Llegué el jueves a Múnich, con la delegación de EAJ – PNV que participó en el Consejo Político del Partido Demócrata Europeo (PDE). Un encuentro dedicado casi en exclusiva a la crisis de refugiados, un drama que, como madre, me tiene conmocionada. Fue por eso que cuando, a media tarde, Gabi Schmidt, parlamentaria bávara, me invitó a visitar la estación central de Múnich, a la que cada día llegan trenes con centenares de personas procedentes de Siria, Irak, Afganistán o Eritrea, no lo dudé. Una vez allí, me sorprendió el dispositivo, coordinado por un grupo de voluntarios. El mito del egoísmo alemán comenzaba a tambalearse. Primero, comida básica y bebidas calientes. Después, registro e inscripción, revisión médica preceptiva, dispositivos para la higiene personal, ropa de todas las tallas, traductores 24 horas… La pasada semana llegaron 10.000 refugiados en dos días. “Ha llegado el frío. Nos vimos desbordados, pero pudimos organizarlo todo. En Baviera hay una experiencia de más de 60 años recibiendo refugiados”, me cuenta Gabi. Llega un tren. De él se apean varios jóvenes. “Parecen paquistaníes”, nos dice la jefa del operativo. Aparecen tres adolescentes, 16 y 17 años, muy sonrientes, de aspecto magnífico. Se abrazan a todos los voluntarios. Son refugiados. Se alojan en un centro de acogida y hoy han venido a dar las gracias por el trato que recibieron cuando, tras tres semanas de angustia, llegaron a esta estación. Vienen también a ofrecer su ayuda. “Es frecuente esta reacción”, ilustra Gabi. “Muchas mujeres, aún débiles y asustadas, se empeñan en ayudar con la limpieza, la comida, la atención a otras personas… Es impactante porque, en verdad, son ellas las que necesitan atención”.
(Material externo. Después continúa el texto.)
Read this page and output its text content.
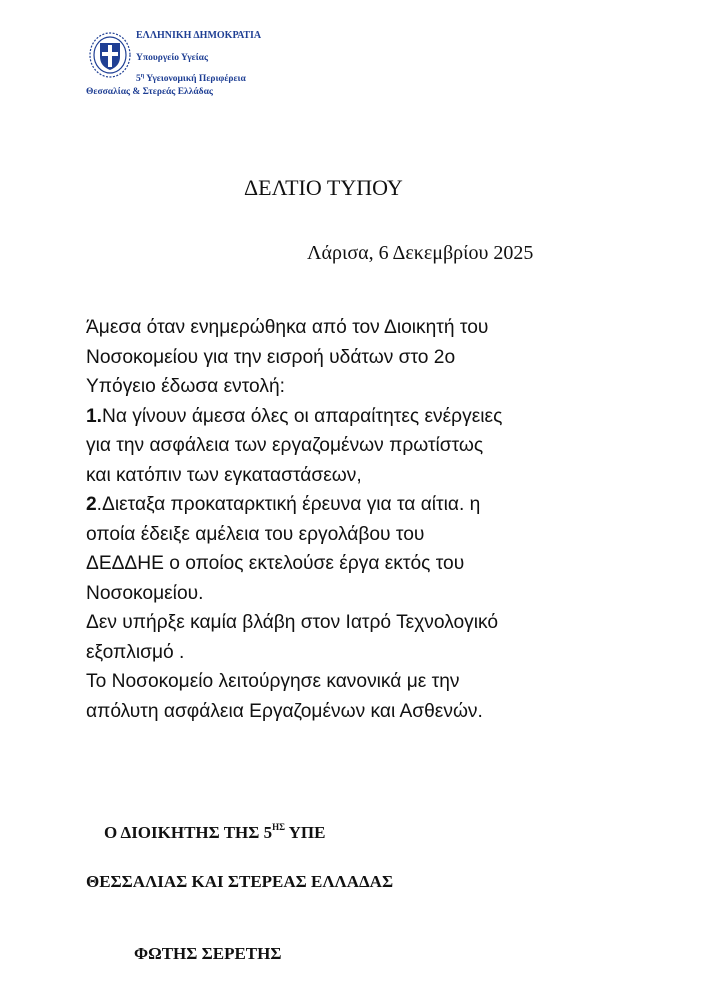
ΕΛΛΗΝΙΚΗ ΔΗΜΟΚΡΑΤΙΑ
Υπουργείο Υγείας
$5^\eta$ Υγειονομική Περιφέρεια
Θεσσαλίας & Στερεάς Ελλάδας
ΔΕΛΤΙΟ ΤΥΠΟΥ
Λάρισα, 6 Δεκεμβρίου 2025
Άμεσα όταν ενημερώθηκα από τον Διοικητή του
Νοσοκομείου για την εισροή υδάτων στο 2ο
Υπόγειο έδωσα εντολή:
1.Να γίνουν άμεσα όλες οι απαραίτητες ενέργειες
για την ασφάλεια των εργαζομένων πρωτίστως
και κατόπιν των εγκαταστάσεων,
2.Διεταξα προκαταρκτική έρευνα για τα αίτια. η
οποία έδειξε αμέλεια του εργολάβου του
ΔΕΔΔΗΕ ο οποίος εκτελούσε έργα εκτός του
Νοσοκομείου.
Δεν υπήρξε καμία βλάβη στον Ιατρό Τεχνολογικό
εξοπλισμό .
Το Νοσοκομείο λειτούργησε κανονικά με την
απόλυτη ασφάλεια Εργαζομένων και Ασθενών.
Ο ΔΙΟΙΚΗΤΗΣ ΤΗΣ $5^{H\Sigma}$ ΥΠΕ
ΘΕΣΣΑΛΙΑΣ ΚΑΙ ΣΤΕΡΕΑΣ ΕΛΛΑΔΑΣ
ΦΩΤΗΣ ΣΕΡΕΤΗΣ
De la estación a un centro de acogida. Allí conocí a un joven sirio que esa noche compartiría pabellón con 50 personas, a la espera de un destino en algún lugar de la Unión Europea. No puedo olvidar la fuerza de su mirada, la energía de su relato, su esperanza arrolladora en un futuro mejor, el brillo de sus ojos (de nuevo los ojos), ahora pizpiretos porque llega su mujer con una sobrina en brazos. Parte de la familia ha logrado reagruparse en Múnich. Llevan 23 días aquí. No se arrepienten de su decisión, pese al calvario, pese al miedo vivido. “Era mayor el temor a que una ráfaga acabara con la vida de mi mujer o que una bomba cayera sobre nosotros, viniera de quien viniera. Allí, en Siria, todos matan. Eso es miedo. Esto es esperanza”, nos cuenta en un buen inglés. Su padre, granjero en el Golán, junto a la frontera con Israel, murió bajo las bombas que arrasaron su propiedad. “¿Volver? ¿A dónde? ¿Cuándo? Claro que amo mi país, pero ahora necesito una vida para mi mujer, una vida sin miedo”. La palabra ‘miedo’ está omnipresente. El miedo que tuvieron que superar cuando, tras días de travesía, tras pagar una ingente suma de dinero, lograron embarcar “en un pequeño bote al que aquel hombre llamaba barco”. En él se amontonaban más del doble de personas para el que fue construido. “Tuve miedo, pero no por mí. Miedo de perder a mi mujer. Había visto imágenes de náufragos en televisión, ahora éramos nosotros los que estaban allí”. Él jamás se imaginó en una situación tan desesperada. ¡Ellos eran diferentes! Hoy son refugiados y asisten a clases de alemán gratuitas, impartidas por voluntarios. La leyenda de la insolidaridad germana se derrumba como un castillo de naipes.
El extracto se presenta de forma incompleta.